Delicate Tasks. The orbiting lab is still a drawing-board dream, and few details have been settled on for sure. It will be a pressurized cylinder, about 25 ft. long and 10 ft. in diameter —approximately the size of a small house trailer. It will be attached to the blunt heat shield of one of the National Aeronautics and Space Administration's two-man Gemini capsules, and it will be heaved aloft by a hefty Titan III rocket, which, with its two solid-fuel boosters, develops as much as 2,000,000 Ibs. of thrust.

Once in orbit, the astronauts riding the Gemini's cramped capsule will open a hatch in the heat shield and crawl into the lab, where efficient life-support equipment will let them safely shuck their cumbersome space suits. They will have plenty of room to move around, and by making due allowance for zero gravity, they will be able to perform elaborate and delicate tasks. After several weeks in the lab, they will return to the capsule and close the hatch in the heat shield. After detaching the MOL and leaving it in orbit, they will ignite their retrorockets and make their flaming descent.
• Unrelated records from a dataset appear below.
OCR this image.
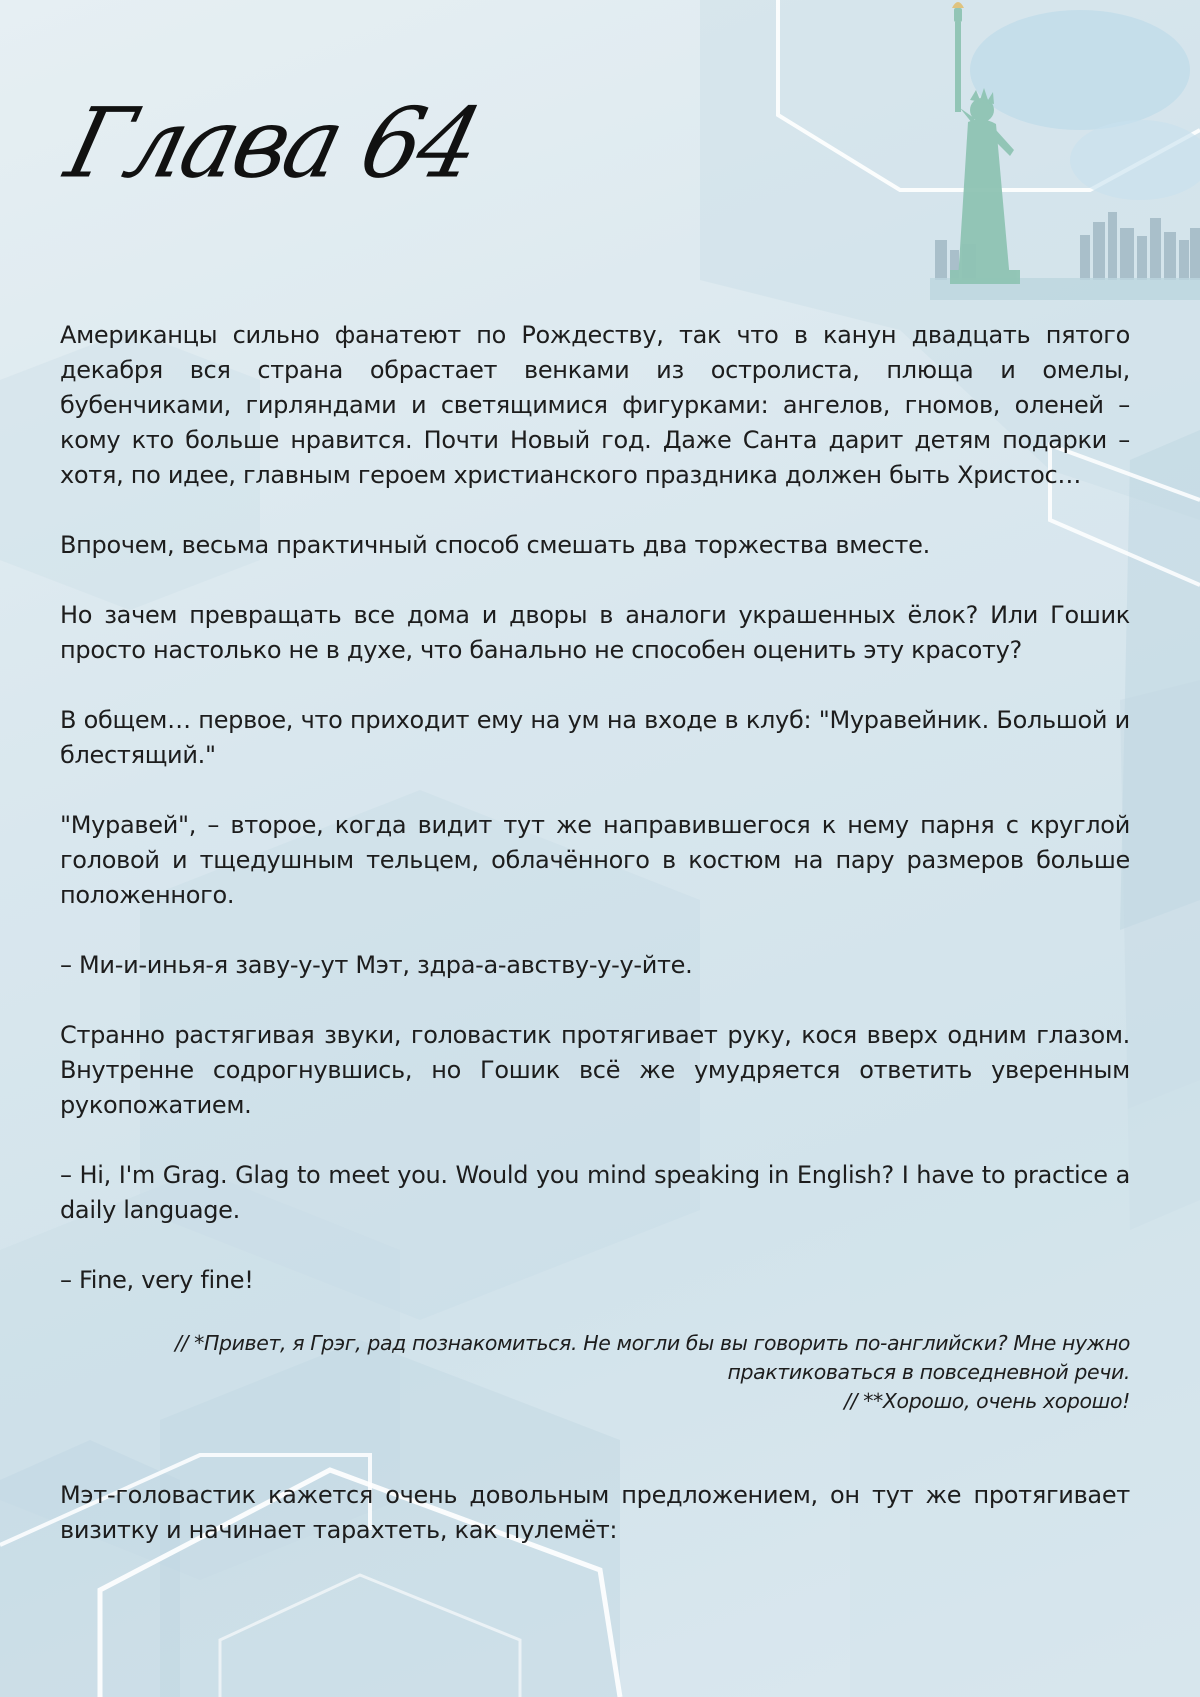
Глава 64

Американцы сильно фанатеют по Рождеству, так что в канун двадцать пятого декабря вся страна обрастает венками из остролиста, плюща и омелы, бубенчиками, гирляндами и светящимися фигурками: ангелов, гномов, оленей – кому кто больше нравится. Почти Новый год. Даже Санта дарит детям подарки – хотя, по идее, главным героем христианского праздника должен быть Христос…

Впрочем, весьма практичный способ смешать два торжества вместе.

Но зачем превращать все дома и дворы в аналоги украшенных ёлок? Или Гошик просто настолько не в духе, что банально не способен оценить эту красоту?

В общем… первое, что приходит ему на ум на входе в клуб: "Муравейник. Большой и блестящий."

"Муравей", – второе, когда видит тут же направившегося к нему парня с круглой головой и тщедушным тельцем, облачённого в костюм на пару размеров больше положенного.

– Ми-и-инья-я заву-у-ут Мэт, здра-а-авству-у-у-йте.

Странно растягивая звуки, головастик протягивает руку, кося вверх одним глазом. Внутренне содрогнувшись, но Гошик всё же умудряется ответить уверенным рукопожатием.

– Hi, I'm Grag. Glag to meet you. Would you mind speaking in English? I have to practice a daily language.

– Fine, very fine!

// *Привет, я Грэг, рад познакомиться. Не могли бы вы говорить по-английски? Мне нужно
практиковаться в повседневной речи.
// **Хорошо, очень хорошо!

Мэт-головастик кажется очень довольным предложением, он тут же протягивает визитку и начинает тарахтеть, как пулемёт:
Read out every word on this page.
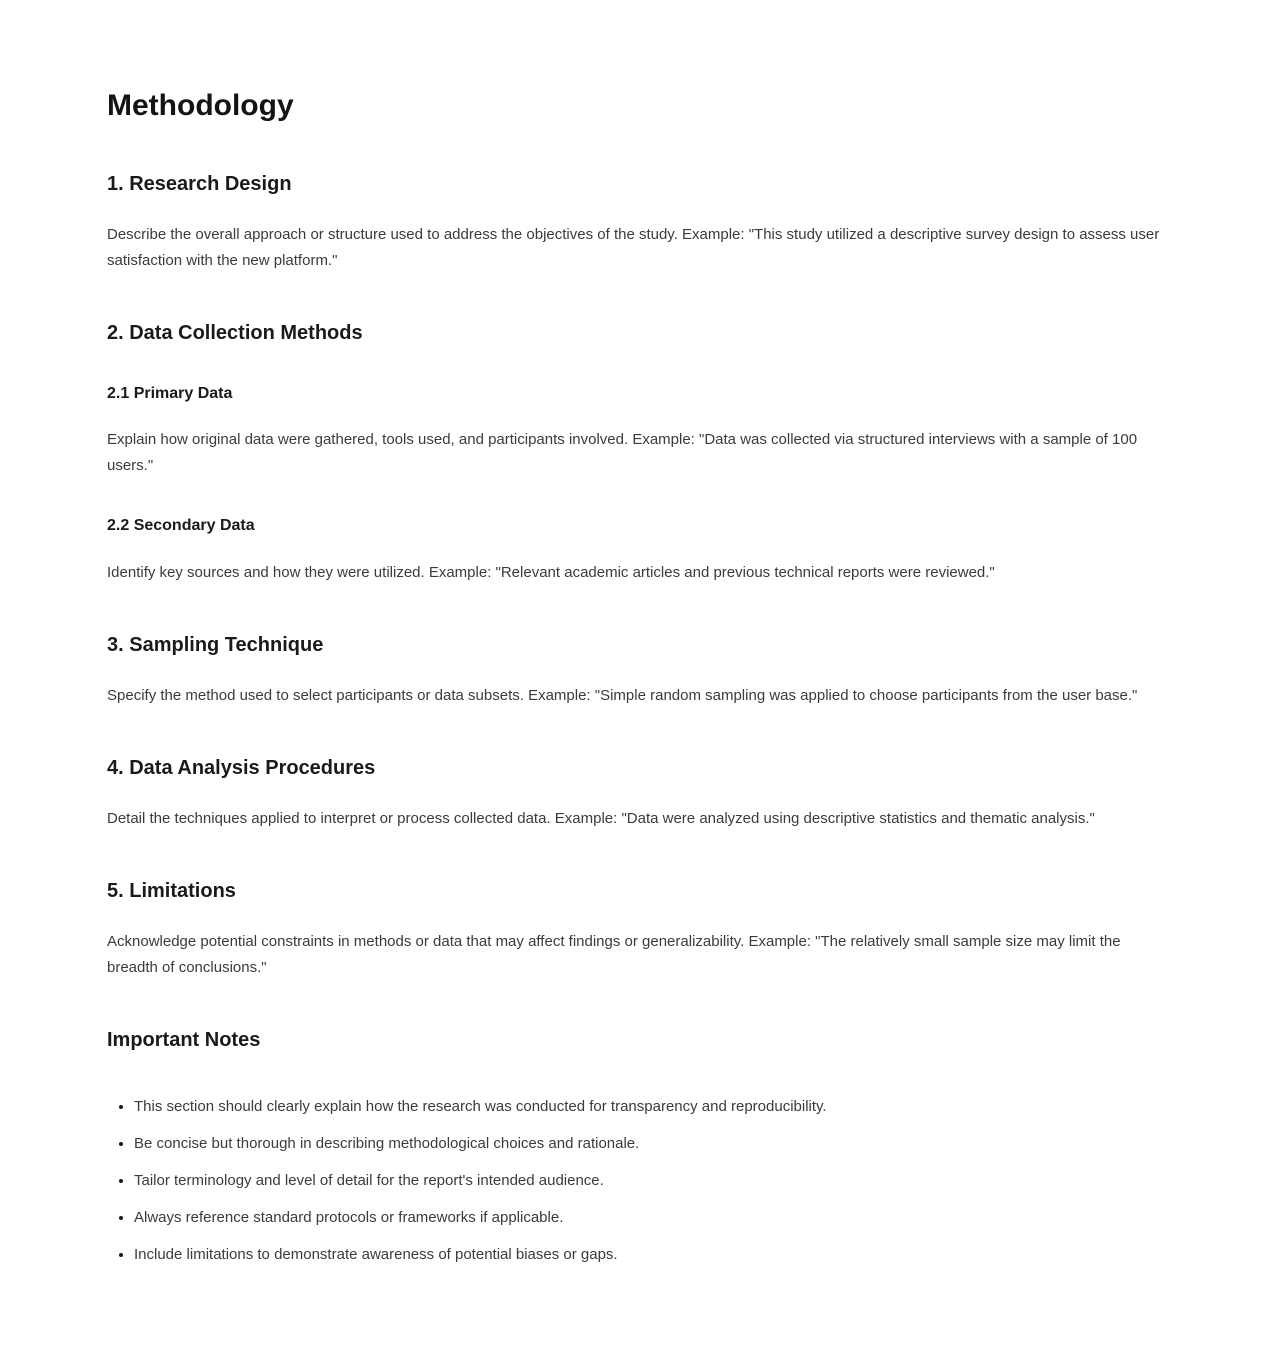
Methodology
1. Research Design

Describe the overall approach or structure used to address the objectives of the study. Example: "This study utilized a descriptive survey design to assess user satisfaction with the new platform."

2. Data Collection Methods
2.1 Primary Data

Explain how original data were gathered, tools used, and participants involved. Example: "Data was collected via structured interviews with a sample of 100 users."

2.2 Secondary Data

Identify key sources and how they were utilized. Example: "Relevant academic articles and previous technical reports were reviewed."

3. Sampling Technique

Specify the method used to select participants or data subsets. Example: "Simple random sampling was applied to choose participants from the user base."

4. Data Analysis Procedures

Detail the techniques applied to interpret or process collected data. Example: "Data were analyzed using descriptive statistics and thematic analysis."

5. Limitations

Acknowledge potential constraints in methods or data that may affect findings or generalizability. Example: "The relatively small sample size may limit the breadth of conclusions."

Important Notes
• This section should clearly explain how the research was conducted for transparency and reproducibility.
• Be concise but thorough in describing methodological choices and rationale.
• Tailor terminology and level of detail for the report's intended audience.
• Always reference standard protocols or frameworks if applicable.
• Include limitations to demonstrate awareness of potential biases or gaps.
Dead Dyna-Soar. About the same time that he gave MOL to the Air Force, McNamara killed Dyna-Soar, the winged, piloted space glider on which the Air Force has already spent $400 million, and was planning to spend many hundred million more. Even if Dyna-Soar succeeded in returning to earth on glowing wings, McNamara argued, it would do little to ad vance the military use of space. The glider would have been able to stay in orbit for only a few hours; it is not likely that its pilot would have learned anything not already known from NASA's Project Mercury and the X-15. McNamara is now convinced that controlled re-entry and landing can be investigated better by smaller, cheaper vehicles, steered by instruments.